L’auteur des Constitutions Apostoliques, dans l’énumération qu’il fait des hérésies (lib. VI, cap. 10) cite entr’autres des hérétiques qui admettaient trois Dieux sans principe, tels que Marcion ; d’autres en admettaient deux sans génération, tels que Manès. L’interpolateur des Epîtres de S. Ignace aux Tralliens, n. 6, parlant des anciens hérétiques, dit : « Ils nous parlent d’un Dieu inconnu, « ils rêvent un Christ sans génération. » (Vide Cottel. tom. II, p. 65.) Au reste, ce n’est pas ces anciens hérétiques que Cyrille avait en vue ; je crois plutôt que c’était aux Gnostiques et aux Sabelliens qu’il s’adressait.

XIV.

Nous croyons donc AU FILS unique de dieu, VRAI DIEU NÉ DU PÈRE[12]. Car un Dieu vrai ne peut engendrer un Dieu faux, comme il a été dit. Aucune délibération n’a précédé sa génération ; mais elle a été perpétuelle et plus prompte que nos pensées et nos paroles. Car en parlant nous absorbons le temps. Mais dans la puissance et l’action de Dieu le temps est nul. Comme nous l’avons dit souvent, ce n’est pas du néant qu’est sorti le Fils ; ce n’est pas par voie d’adoption qu’il est parvenu à cette dignité. Mais c’est un Père éternel qui a éternellement engendré d’une manière ineffable un Fils coéternel à lui qui est unique et qui n’a point de frère. Il n’y a pas deux principes[13]. C’est sur le Père ·chef du Fils, que repose l’unique principe. (1 Corinthiens 11.3.) Car le Père a engendré un Fils vrai Dieu qui a pour nom Emmanuel, c’est-à-dire Dieu avec nous. (Esaïe 7.14 ; Matthieu 1.23).

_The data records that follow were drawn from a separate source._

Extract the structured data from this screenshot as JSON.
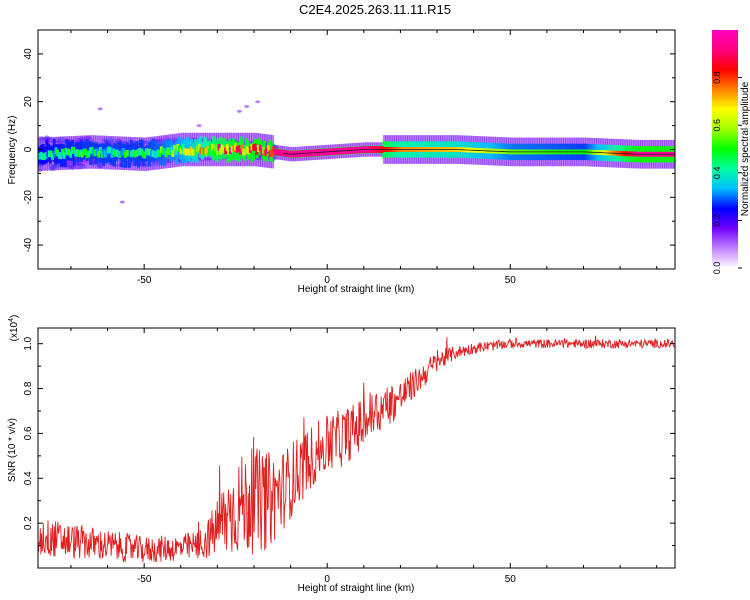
{
  "title": "C2E4.2025.263.11.11.R15",
  "chart_data": [
    {
      "type": "heatmap",
      "name": "spectrogram",
      "xlabel": "Height of straight line (km)",
      "ylabel": "Frequency (Hz)",
      "xlim": [
        -79,
        95
      ],
      "ylim": [
        -50,
        50
      ],
      "xticks": [
        -50,
        0,
        50
      ],
      "yticks": [
        -40,
        -20,
        0,
        20,
        40
      ],
      "colorbar": {
        "label": "Normalized spectral amplitude",
        "range": [
          0,
          1
        ],
        "ticks": [
          0.0,
          0.2,
          0.4,
          0.6,
          0.8
        ],
        "tick_labels": [
          "0.0",
          "0.2",
          "0.4",
          "0.6",
          "0.8"
        ],
        "colors": [
          "#ffffff",
          "#c080ff",
          "#7000ff",
          "#0000ff",
          "#00c0ff",
          "#00ffa0",
          "#00ff00",
          "#a0ff00",
          "#ffff00",
          "#ff8000",
          "#ff0000",
          "#ff0080",
          "#ff00c0"
        ]
      },
      "ridge": [
        {
          "x": -79,
          "freq": -2,
          "amplitude": 0.45
        },
        {
          "x": -65,
          "freq": -1,
          "amplitude": 0.5
        },
        {
          "x": -50,
          "freq": -2,
          "amplitude": 0.5
        },
        {
          "x": -40,
          "freq": 0,
          "amplitude": 0.6
        },
        {
          "x": -30,
          "freq": 0,
          "amplitude": 0.85
        },
        {
          "x": -20,
          "freq": 0,
          "amplitude": 0.9
        },
        {
          "x": -10,
          "freq": -2,
          "amplitude": 0.95
        },
        {
          "x": 0,
          "freq": -1,
          "amplitude": 0.95
        },
        {
          "x": 10,
          "freq": 0,
          "amplitude": 0.95
        },
        {
          "x": 20,
          "freq": 0,
          "amplitude": 0.75
        },
        {
          "x": 35,
          "freq": 0,
          "amplitude": 0.7
        },
        {
          "x": 50,
          "freq": -1,
          "amplitude": 0.55
        },
        {
          "x": 70,
          "freq": -1,
          "amplitude": 0.5
        },
        {
          "x": 85,
          "freq": -2,
          "amplitude": 0.95
        },
        {
          "x": 95,
          "freq": -2,
          "amplitude": 0.95
        }
      ],
      "scatter_outliers": [
        {
          "x": -22,
          "freq": 18
        },
        {
          "x": -19,
          "freq": 20
        },
        {
          "x": -24,
          "freq": 16
        },
        {
          "x": -35,
          "freq": 10
        },
        {
          "x": -44,
          "freq": 5
        },
        {
          "x": -56,
          "freq": -22
        },
        {
          "x": -62,
          "freq": 17
        }
      ]
    },
    {
      "type": "line",
      "name": "snr",
      "xlabel": "Height of straight line (km)",
      "ylabel": "SNR (10 * v/v)",
      "multiplier": "(x10",
      "multiplier_exp": "4",
      "multiplier_close": ")",
      "color": "#e02020",
      "xlim": [
        -79,
        95
      ],
      "ylim": [
        0,
        1.07
      ],
      "xticks": [
        -50,
        0,
        50
      ],
      "yticks": [
        0.2,
        0.4,
        0.6,
        0.8,
        1.0
      ],
      "ytick_labels": [
        "0.2",
        "0.4",
        "0.6",
        "0.8",
        "1.0"
      ],
      "series": [
        {
          "name": "SNR",
          "x": [
            -79,
            -70,
            -60,
            -50,
            -40,
            -35,
            -32,
            -28,
            -24,
            -20,
            -16,
            -12,
            -8,
            -4,
            0,
            4,
            8,
            12,
            16,
            20,
            25,
            30,
            35,
            40,
            50,
            60,
            70,
            80,
            90,
            95
          ],
          "values": [
            0.14,
            0.12,
            0.1,
            0.08,
            0.09,
            0.1,
            0.14,
            0.22,
            0.28,
            0.3,
            0.3,
            0.35,
            0.43,
            0.5,
            0.55,
            0.58,
            0.62,
            0.68,
            0.72,
            0.76,
            0.84,
            0.92,
            0.96,
            0.98,
            1.0,
            1.0,
            1.0,
            1.0,
            1.0,
            1.0
          ],
          "noise": [
            0.09,
            0.08,
            0.07,
            0.06,
            0.06,
            0.07,
            0.1,
            0.18,
            0.22,
            0.24,
            0.22,
            0.18,
            0.16,
            0.14,
            0.13,
            0.13,
            0.12,
            0.12,
            0.1,
            0.08,
            0.06,
            0.05,
            0.03,
            0.025,
            0.02,
            0.02,
            0.02,
            0.02,
            0.02,
            0.02
          ]
        }
      ]
    }
  ]
}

[12] Vrai Dieu né du Père.
A l’exception du symbole de Nicée, on ne trouve dans aucun symbole des Eglises particulières autre que celui de Jérusalem ces mots·Deum verum. Je suis porté à croire que cette dernière Eglise l’avait emprunté de celui de Nicée, précisément pour combattre les Ariens qui enseignaient que « le Verbe n’était pas véritablement Dieu, et que si on l’appelait Dieu, c’était en raison de sa participation à la grâce, et que ce titre purement nominal lui était commun avec beaucoup d’autres. » (Athan., Orat. 1, n. 6, p. 410.)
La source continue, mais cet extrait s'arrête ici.